1 Introduction

Measurement invariance is a desired property of scales scores generated with measurement models fitted onto polytomous items responses, to allow comparisons among groups (Tse, Lai, & Chang, 2024). These groups often include meaningful factors such as sex, age, the language of the test or survey, and the participating country, among other groups of interest. Ideally, latent variable models can be used to provide evidence (or the lack of it) that comparisons among these groups can be made on the generated scale scores.

There are different approaches to assess if the assume comparability is tenable. The most popular approaches include differential item functioning (DIF), and factorial invariance (Thissen, 2024), two model based strategies to assess comparability among groups. The simplest version of differential item functioning is uniform DIF. Uniform DIF consist of the study of item location parameters conditional to group membership of the observations. DIF is a procedure to produce evidence that the expected response onto items, is equivalent among groups when the level of the attribute is the same among the contrasting groups. Thus, if two (or more) groups of the same attribute level do differ on the expected responses to an item, this scenario is taken as evidence of DIF (e.g., Wu et al., 2016). There are other forms of DIF such as non-uniform DIF that consist of group interactions involving, not only item location parameters, but also item slopes (or factor loadings depending on the measurement model parameterization) (Meulders & Xie, 2004), and more complex forms of DIF that account for variability on the measurement model parameters, not only due to groups (i.e., categorical variables), but conditional to continuous variables (Bauer, 2016).

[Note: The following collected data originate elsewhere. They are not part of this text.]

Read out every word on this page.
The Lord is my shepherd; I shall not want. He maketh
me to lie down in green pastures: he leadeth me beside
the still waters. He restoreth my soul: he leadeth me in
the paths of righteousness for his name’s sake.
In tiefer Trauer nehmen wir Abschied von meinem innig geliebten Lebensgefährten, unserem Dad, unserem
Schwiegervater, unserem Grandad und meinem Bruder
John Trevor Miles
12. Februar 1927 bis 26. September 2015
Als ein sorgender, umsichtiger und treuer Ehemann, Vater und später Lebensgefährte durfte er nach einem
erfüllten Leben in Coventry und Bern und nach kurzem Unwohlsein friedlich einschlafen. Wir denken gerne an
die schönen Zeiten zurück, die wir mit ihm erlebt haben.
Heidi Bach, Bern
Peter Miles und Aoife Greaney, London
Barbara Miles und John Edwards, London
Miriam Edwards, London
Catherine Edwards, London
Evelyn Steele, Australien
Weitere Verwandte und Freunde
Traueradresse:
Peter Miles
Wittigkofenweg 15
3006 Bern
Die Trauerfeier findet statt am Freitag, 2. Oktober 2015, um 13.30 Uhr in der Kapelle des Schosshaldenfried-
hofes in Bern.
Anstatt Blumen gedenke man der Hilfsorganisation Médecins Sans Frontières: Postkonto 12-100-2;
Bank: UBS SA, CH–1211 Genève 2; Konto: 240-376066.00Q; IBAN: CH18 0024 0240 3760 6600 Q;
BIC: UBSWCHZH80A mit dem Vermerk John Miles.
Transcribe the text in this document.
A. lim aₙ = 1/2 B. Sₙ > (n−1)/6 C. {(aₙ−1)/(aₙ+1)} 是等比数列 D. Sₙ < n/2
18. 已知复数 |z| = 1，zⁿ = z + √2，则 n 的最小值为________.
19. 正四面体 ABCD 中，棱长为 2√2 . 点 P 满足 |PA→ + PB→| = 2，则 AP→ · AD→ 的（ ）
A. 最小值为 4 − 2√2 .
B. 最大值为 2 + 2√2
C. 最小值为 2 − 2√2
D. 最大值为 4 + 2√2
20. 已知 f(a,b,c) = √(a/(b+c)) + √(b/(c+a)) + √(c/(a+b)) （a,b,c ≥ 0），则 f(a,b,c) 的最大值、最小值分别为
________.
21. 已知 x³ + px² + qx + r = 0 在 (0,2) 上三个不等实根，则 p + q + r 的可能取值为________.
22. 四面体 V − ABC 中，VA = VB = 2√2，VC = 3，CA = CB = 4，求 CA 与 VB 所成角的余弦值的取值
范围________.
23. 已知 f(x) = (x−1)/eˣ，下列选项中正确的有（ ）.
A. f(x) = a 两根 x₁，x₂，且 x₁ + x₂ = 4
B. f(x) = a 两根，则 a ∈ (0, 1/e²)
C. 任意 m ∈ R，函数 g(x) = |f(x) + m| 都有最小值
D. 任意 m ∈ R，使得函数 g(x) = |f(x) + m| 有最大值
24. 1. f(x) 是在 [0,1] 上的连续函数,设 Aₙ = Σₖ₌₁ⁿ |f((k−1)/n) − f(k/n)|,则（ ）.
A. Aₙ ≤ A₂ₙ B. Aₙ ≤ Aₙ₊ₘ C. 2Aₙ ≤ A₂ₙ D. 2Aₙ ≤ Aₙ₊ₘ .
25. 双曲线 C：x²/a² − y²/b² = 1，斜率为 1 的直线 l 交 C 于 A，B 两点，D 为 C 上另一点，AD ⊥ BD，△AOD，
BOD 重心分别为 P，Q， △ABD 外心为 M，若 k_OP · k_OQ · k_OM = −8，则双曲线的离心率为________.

On the other hand, factorial invariance or measurement invariance is also a model-based strategy, where different measurement models’ specifications are fitted onto the groups of interest, to assess the equivalence of the measurement model parameters besides group latent mean (Millsap, 2011). As such, comparisons of interest among groups includes not only location item paratemers, but also factor loadings, and residuals or item uniqueness (Kline, 2023). Traditionally, a descriptive model is specified (i.e. configural model), and a sequence of more constrained models are fitted, where different measurement model parameters are held equal among groups till the most equivalent model specification is fitted where factor loadings, item location and item uniques parameters are held equal, and only latent mean differences are allowed to vary (e.g., Dimitrov, 2010).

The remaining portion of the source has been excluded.